Luis Serrano is Head of the Structural and Computational Biology Unit at the EMBL, Heidelberg. His research group is investigating how to combine protein structural information with protein design algorithms to predict protein-protein and protein-dna interactions.
Lucy Shapiro is Ludwig Professor of Cancer Research in the Department of Developmental Biology at the Stanford University School of Medicine and the Director of the Beckman Center for Molecular and Genetic Medicine at Stanford. The focus of her work is the genetic circuitry that controls the progression of the cell cycle and the 3 D deployment of regulatory proteins that coordinates the cell cycle regulatory network.
Pamela Silver is Professor of Systems Biology at Harvard Medical School and the Director of the Harvard University-wide PhD Program in Systems Biology. She is also a member of the Department of Cancer Biology at the Dana Farber Cancer Institute. Her research interests include the systems biology of RNA, understanding the dynamics of intranuclear networks, using cell-based screens for pathway discovery, and synthetic biology to design eukaryotic cells.
Michael Snyder is Lewis B. Cullman Professor of Molecular and Cellular Biology and Professor of Molecular Biophysics and Biochemistry at Yale University. He is also the Director of the Yale Center of Genomics and Proteomics. His laboratory study was the first to carry out a large-scale functional genomics project in any organism, and currently carries out a variety of projects in the areas of genomics and proteomics both in yeast and humans.
Janet Thornton is Director of the EMBL - European Bioinformatics Institute on the Wellcome Trust Genome Campus at Hinxton, near Cambridge, on secondment from UCL/Birkbeck College London. She is an Honorary Professor in the Department of Chemistry, University of Cambridge. Her research focuses on the functions and interactions of proteins with other molecules in the cell from a structural perspective with the goal of improving rational drug design.
Masaru Tomita is a Professor and the Director of the Institute for Advanced Biosciences, Keio University, and a founder of Human Metabolome Technologies, Inc. He is the Principal Investigator of the e-CELL Project, which was founded in 1996 with the objective of modeling and simulating cellular metabolism. His research interests are bioinformatics, metabolomics, genome informatics and biological simulation.
Marc Vidal is an Associate Professor in Cancer Biology and the Director of the Center for Cancer Systems Biology at the Dana-Farber Cancer Institute and an Associate Professor of Genetics at Harvard Medical School. His laboratory studies how complex macromolecular networks are organized and how perturbations in those networks can lead to diseases such as cancer.

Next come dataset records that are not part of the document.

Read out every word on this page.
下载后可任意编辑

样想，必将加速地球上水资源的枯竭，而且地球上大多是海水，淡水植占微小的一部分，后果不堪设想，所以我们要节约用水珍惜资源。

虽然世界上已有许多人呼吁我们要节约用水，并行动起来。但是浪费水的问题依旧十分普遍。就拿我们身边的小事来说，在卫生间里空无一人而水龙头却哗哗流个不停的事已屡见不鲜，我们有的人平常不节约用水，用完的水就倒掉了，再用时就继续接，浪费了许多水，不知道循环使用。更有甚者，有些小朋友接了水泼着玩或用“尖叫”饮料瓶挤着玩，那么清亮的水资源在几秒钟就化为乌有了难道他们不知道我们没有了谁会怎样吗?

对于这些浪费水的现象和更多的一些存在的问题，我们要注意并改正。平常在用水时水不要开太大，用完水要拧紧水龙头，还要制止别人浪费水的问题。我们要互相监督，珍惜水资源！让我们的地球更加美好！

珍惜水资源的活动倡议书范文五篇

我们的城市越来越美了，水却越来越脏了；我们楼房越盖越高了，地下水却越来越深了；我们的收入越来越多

Hans V. Westerhoff is AstraZeneca Professor of Systems Biology at the Manchester Centre for Integrative Systems Biology (heading the Doctoral Training Centre Systems Biology), Professor of Microbial Physiology at the Free University Amsterdam and of Mathematical Biochemistry at the University of Amsterdam. Chairing the Steering Committee of the German HepatoSys program, he has worked on Hierarchical Control and Regulation, the siliconcell, EGF signalling, and DNA structure, exemplifying bottom-up Systems Biology.
Lothar Willmitzer is Director of the Max Planck Institute of Molecular Plant Physiology. His research interests focus around the small molecules/metabolites present in plant cells. More specifically his group is interested in the biosynthesis, transport and storage of such molecules an in the genes that control these processes.
John Yates is a Professor in the Department of Cell biology at The Scripps Research Institute. His research interests include development of integrated methods for tandem mass spectrometry analysis of protein mixtures, bioinformatics using mass spectrometry data, and proteomics. He is the lead inventor of the SEQUEST software for correlating tandem mass spectrometry data to sequences in the database.